Merchandising has been consolidated, but store managers are very much responsible for selling and connecting with their neighborhoods.
“You will see our store managers involved in the community, being on boards of local organizations, very involved in charities, but also very involved in customers,” Marley said. “That’s a big expectation and something they love and also something very entrepreneurial. We like for them to be empowered to serve the needs of the customer.”
Although the partnerships were pulled together in 1998 — prompting Belk to make public its financial results since it had more than 500 shareholders — it took through 2005 to really fine-tune the corporate structure.
“We were creating a corporate-run entity, hopefully without losing our entrepreneurial spirit in the stores,” said Marley, who joined in 2000 and said the company at the time was like “a $2 billion startup.”
The company’s stock is not widely traded, but shareholders receive money through dividend payments and can also sell their stocks back to the company in annual buybacks.
Once Belk found its footing as a single entity, it turned to growth and got out the checkbook for three acquisitions. The retailer bought 47 Proffitt’s and McRae’s stores from Saks Inc. in 2005 and the following year acquired fine jewelry firm Migerobe Inc. as well as 40 Parisian stores that were also owned by Saks.
But before long, recession threatened and Belk used its position as a privately held company to focus on building up reserves to weather the storm.
And so just as the economy contracted and the financial crisis hit, Belk was able to expand its cash and cash equivalents to $585.9 million by the end of 2009 from just $187 million two years earlier.
“We got a lot of our associates to rally around this need to build liquidity,” Marley said. “You get a lot of [employees offering] ideas, which are very useful, but you also get a lot of thought and people understanding what we needed to do.”

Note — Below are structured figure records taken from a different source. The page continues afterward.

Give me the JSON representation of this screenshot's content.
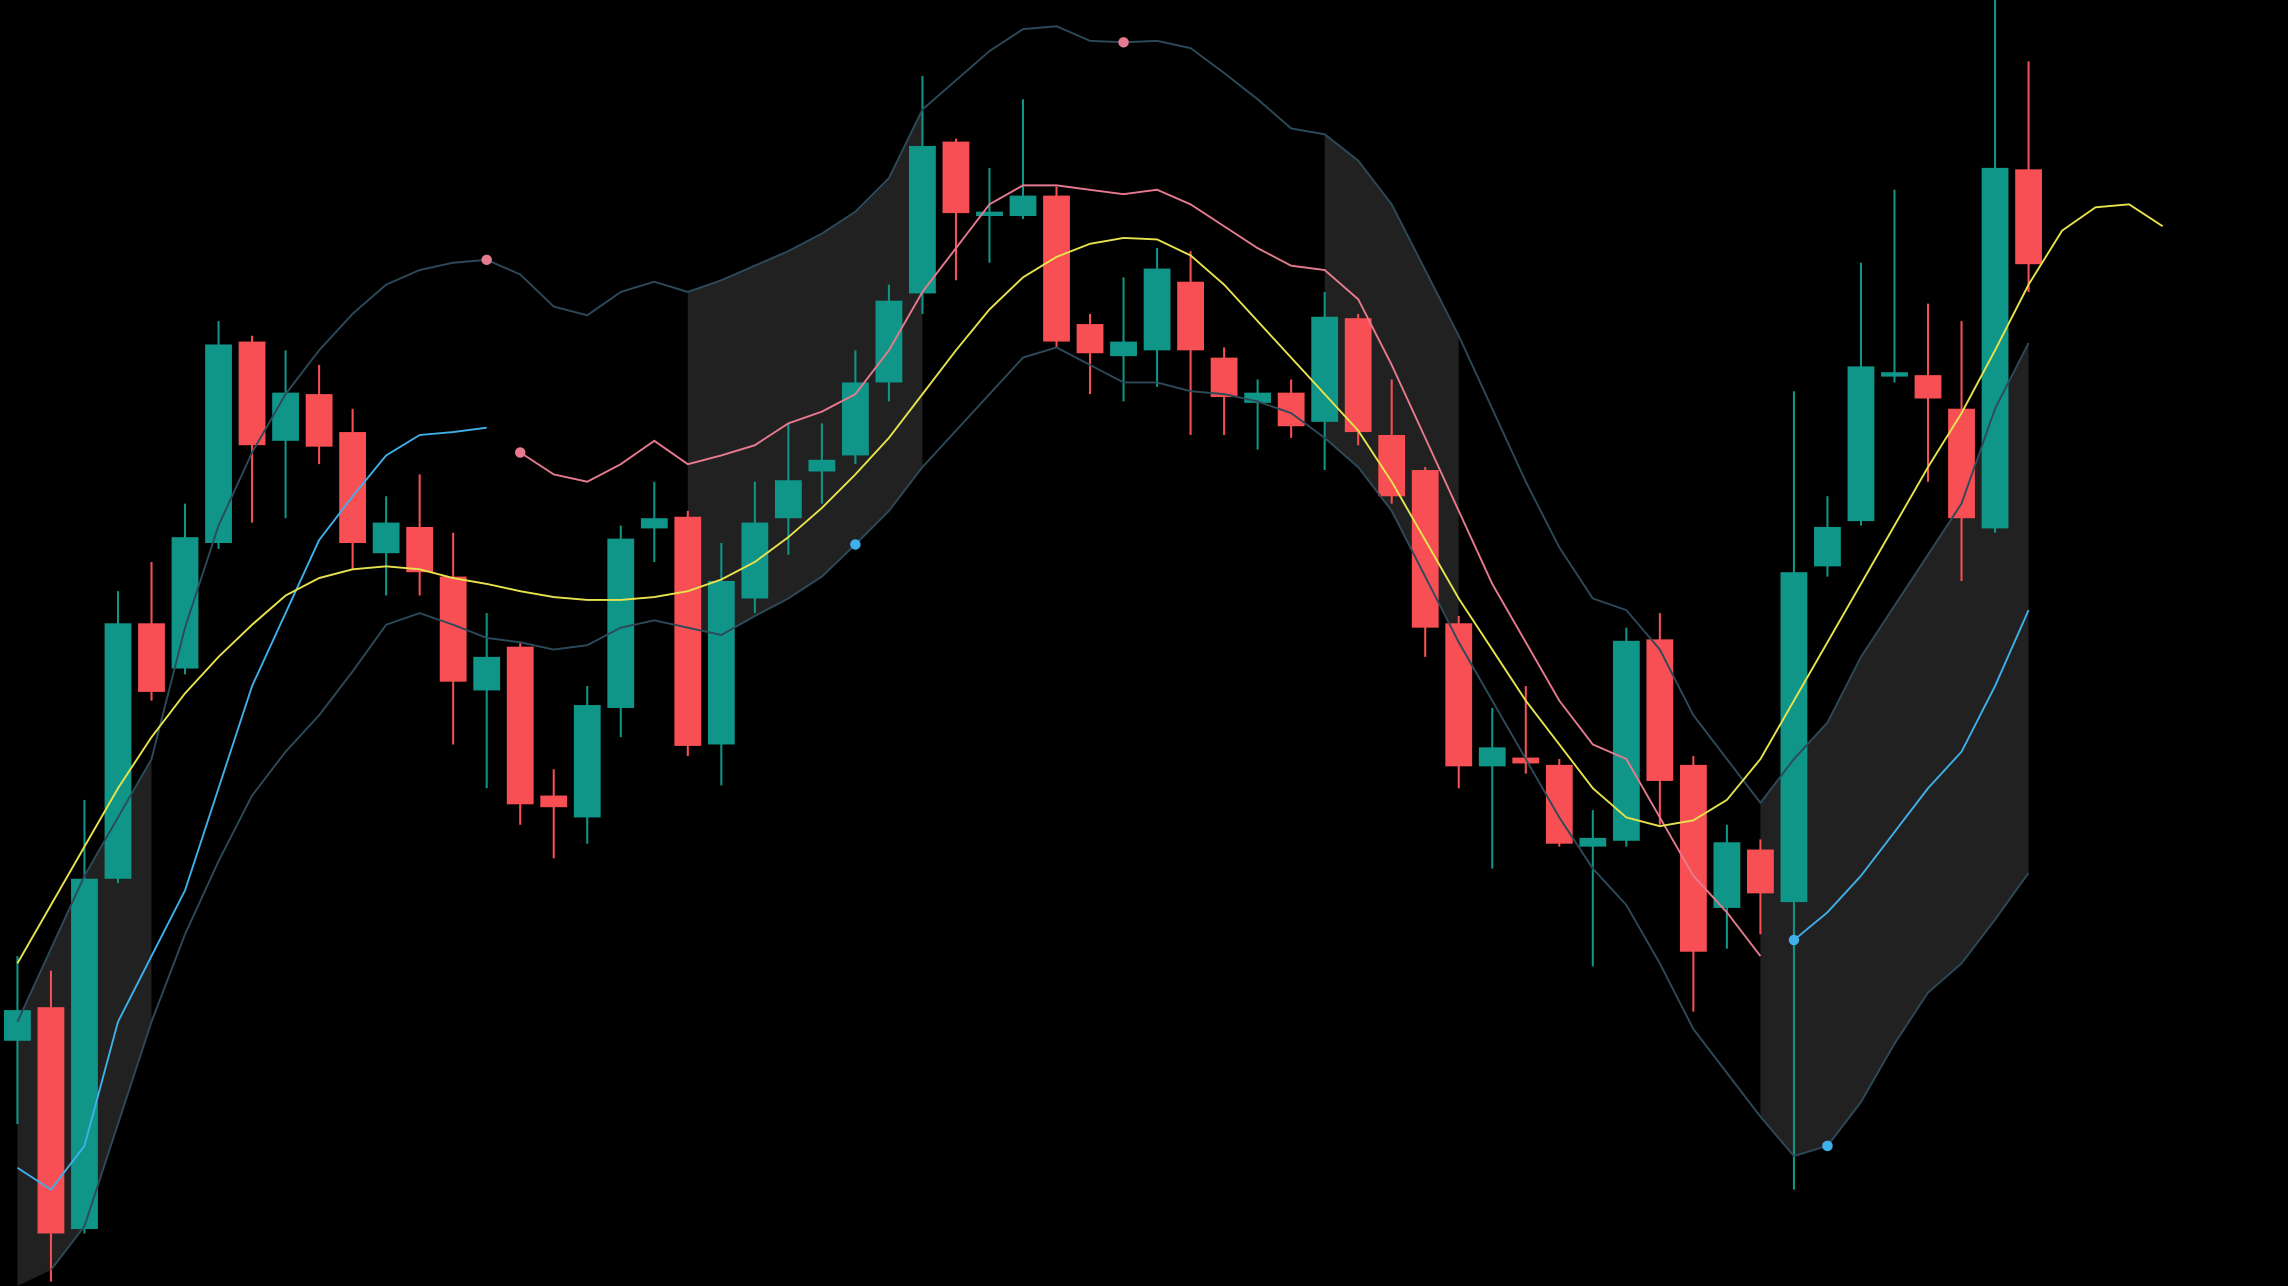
{
  "chart_data": {
    "type": "candlestick",
    "up_color": "#0f9688",
    "down_color": "#f74f54",
    "xlim": [
      -0.52,
      67.74
    ],
    "ylim": [
      0,
      881
    ],
    "open": [
      168,
      191,
      39,
      279,
      454,
      423,
      509,
      647,
      579,
      611,
      585,
      502,
      520,
      486,
      408,
      438,
      336,
      321,
      396,
      519,
      527,
      371,
      471,
      526,
      558,
      569,
      619,
      680,
      784,
      733,
      733,
      747,
      659,
      637,
      641,
      688,
      636,
      605,
      612,
      592,
      663,
      583,
      559,
      454,
      356,
      362,
      357,
      301,
      305,
      443,
      357,
      259,
      299,
      263,
      493,
      524,
      623,
      624,
      601,
      519,
      765
    ],
    "high": [
      226,
      216,
      333,
      476,
      496,
      536,
      661,
      651,
      641,
      631,
      601,
      541,
      556,
      516,
      461,
      441,
      354,
      411,
      521,
      551,
      531,
      509,
      551,
      591,
      591,
      641,
      686,
      829,
      786,
      766,
      813,
      753,
      666,
      691,
      711,
      709,
      643,
      621,
      621,
      681,
      666,
      621,
      561,
      459,
      396,
      411,
      361,
      326,
      451,
      461,
      363,
      316,
      306,
      613,
      541,
      701,
      751,
      673,
      661,
      881,
      839
    ],
    "low": [
      111,
      3,
      36,
      276,
      401,
      419,
      505,
      523,
      526,
      563,
      491,
      473,
      473,
      371,
      341,
      316,
      293,
      303,
      376,
      496,
      363,
      343,
      461,
      501,
      536,
      563,
      606,
      666,
      689,
      701,
      731,
      643,
      611,
      606,
      616,
      583,
      583,
      573,
      581,
      559,
      576,
      536,
      431,
      341,
      286,
      351,
      301,
      219,
      301,
      316,
      188,
      231,
      241,
      66,
      486,
      521,
      619,
      551,
      483,
      516,
      681
    ],
    "close": [
      189,
      36,
      279,
      454,
      407,
      513,
      645,
      576,
      612,
      575,
      509,
      523,
      489,
      414,
      431,
      330,
      328,
      398,
      512,
      526,
      370,
      483,
      523,
      552,
      566,
      619,
      675,
      781,
      735,
      736,
      747,
      647,
      639,
      647,
      697,
      641,
      609,
      612,
      589,
      664,
      585,
      541,
      451,
      356,
      369,
      358,
      303,
      307,
      442,
      346,
      229,
      304,
      269,
      489,
      520,
      630,
      626,
      608,
      526,
      766,
      700
    ],
    "shaded": [
      [
        0,
        4
      ],
      [
        20,
        27
      ],
      [
        39,
        43
      ],
      [
        52,
        60
      ]
    ],
    "shade_color": "rgba(255,255,255,0.13)",
    "lines": [
      {
        "color": "#2c4a5a",
        "values": [
          181,
          231,
          281,
          321,
          361,
          451,
          521,
          571,
          611,
          641,
          666,
          686,
          696,
          701,
          703,
          693,
          671,
          665,
          681,
          688,
          681,
          689,
          699,
          709,
          721,
          736,
          759,
          806,
          826,
          846,
          861,
          863,
          853,
          852,
          853,
          848,
          831,
          813,
          793,
          789,
          771,
          741,
          696,
          651,
          601,
          551,
          506,
          471,
          463,
          436,
          391,
          361,
          331,
          361,
          386,
          431,
          466,
          501,
          536,
          601,
          646,
          null,
          null,
          null,
          null
        ]
      },
      {
        "color": "#2c4a5a",
        "values": [
          null,
          11,
          41,
          111,
          181,
          241,
          291,
          336,
          366,
          391,
          421,
          453,
          461,
          453,
          444,
          441,
          436,
          439,
          451,
          456,
          451,
          446,
          459,
          471,
          486,
          508,
          531,
          561,
          586,
          611,
          636,
          643,
          631,
          619,
          619,
          613,
          611,
          606,
          598,
          581,
          561,
          531,
          486,
          441,
          401,
          361,
          321,
          286,
          261,
          221,
          176,
          146,
          116,
          89,
          96,
          126,
          166,
          201,
          221,
          251,
          283,
          null,
          null,
          null,
          null
        ]
      },
      {
        "color": "#3fb0ea",
        "values": [
          81,
          66,
          96,
          181,
          226,
          271,
          341,
          411,
          461,
          511,
          541,
          569,
          583,
          585,
          588,
          null,
          null,
          null,
          null,
          null,
          null,
          null,
          null,
          null,
          null,
          null,
          null,
          null,
          null,
          null,
          null,
          null,
          null,
          null,
          null,
          null,
          null,
          null,
          null,
          null,
          null,
          null,
          null,
          null,
          null,
          null,
          null,
          null,
          null,
          null,
          null,
          null,
          null,
          237,
          256,
          281,
          311,
          341,
          366,
          411,
          463,
          null,
          null,
          null,
          null
        ]
      },
      {
        "color": "#e67a8e",
        "values": [
          null,
          null,
          null,
          null,
          null,
          null,
          null,
          null,
          null,
          null,
          null,
          null,
          null,
          null,
          null,
          571,
          556,
          551,
          563,
          579,
          563,
          569,
          576,
          591,
          599,
          611,
          641,
          681,
          711,
          741,
          754,
          754,
          751,
          748,
          751,
          741,
          726,
          711,
          699,
          696,
          676,
          631,
          581,
          531,
          481,
          441,
          401,
          371,
          361,
          321,
          281,
          256,
          226,
          null,
          null,
          null,
          null,
          null,
          null,
          null,
          null,
          null,
          null,
          null,
          null
        ]
      },
      {
        "color": "#e8e34d",
        "values": [
          221,
          261,
          301,
          341,
          376,
          406,
          431,
          453,
          473,
          485,
          491,
          493,
          491,
          485,
          481,
          476,
          472,
          470,
          470,
          472,
          476,
          484,
          496,
          513,
          533,
          556,
          581,
          611,
          641,
          669,
          691,
          705,
          714,
          718,
          717,
          706,
          686,
          661,
          636,
          611,
          586,
          551,
          511,
          471,
          436,
          401,
          371,
          341,
          321,
          315,
          319,
          333,
          361,
          401,
          441,
          481,
          521,
          561,
          598,
          641,
          686,
          723,
          739,
          741,
          726
        ]
      }
    ],
    "markers": {
      "x": [
        14,
        15,
        25,
        33,
        53,
        54
      ],
      "y": [
        703,
        571,
        508,
        852,
        237,
        96
      ],
      "colors": [
        "#e67a8e",
        "#e67a8e",
        "#3fb0ea",
        "#e67a8e",
        "#3fb0ea",
        "#3fb0ea"
      ]
    }
  }
}
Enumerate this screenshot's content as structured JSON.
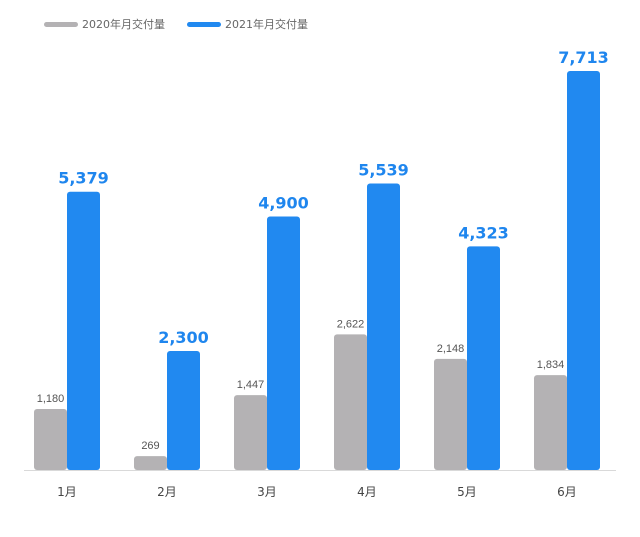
{
  "chart_data": {
    "type": "bar",
    "categories": [
      "1月",
      "2月",
      "3月",
      "4月",
      "5月",
      "6月"
    ],
    "series": [
      {
        "name": "2020年月交付量",
        "values": [
          1180,
          269,
          1447,
          2622,
          2148,
          1834
        ],
        "labels": [
          "1,180",
          "269",
          "1,447",
          "2,622",
          "2,148",
          "1,834"
        ],
        "color": "#b4b2b4"
      },
      {
        "name": "2021年月交付量",
        "values": [
          5379,
          2300,
          4900,
          5539,
          4323,
          7713
        ],
        "labels": [
          "5,379",
          "2,300",
          "4,900",
          "5,539",
          "4,323",
          "7,713"
        ],
        "color": "#2189f0"
      }
    ],
    "title": "",
    "xlabel": "",
    "ylabel": "",
    "ylim": [
      0,
      7713
    ],
    "grid": false,
    "legend_position": "top-left"
  }
}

Belk’s turned a profit of $183.1 million on sales of $3.7 billion in 2011 — marking earnings growth of 189 percent and sales expansion of 65 percent over a decade earlier.
For the nine months ended Oct. 27, Belk’s profits totaled $78.8 million on sales of $2.62 billion.
Now, the company is looking ahead to its next phase with a new logo, new brand positioning and an added kick from e-commerce.
“Many of our customers shop online before they go into the store,” said Marley, who is stepping down this spring. “With mobile and the technologies that continue to evolve, that store experience will evolve and that store experience and that Web experience will merge.”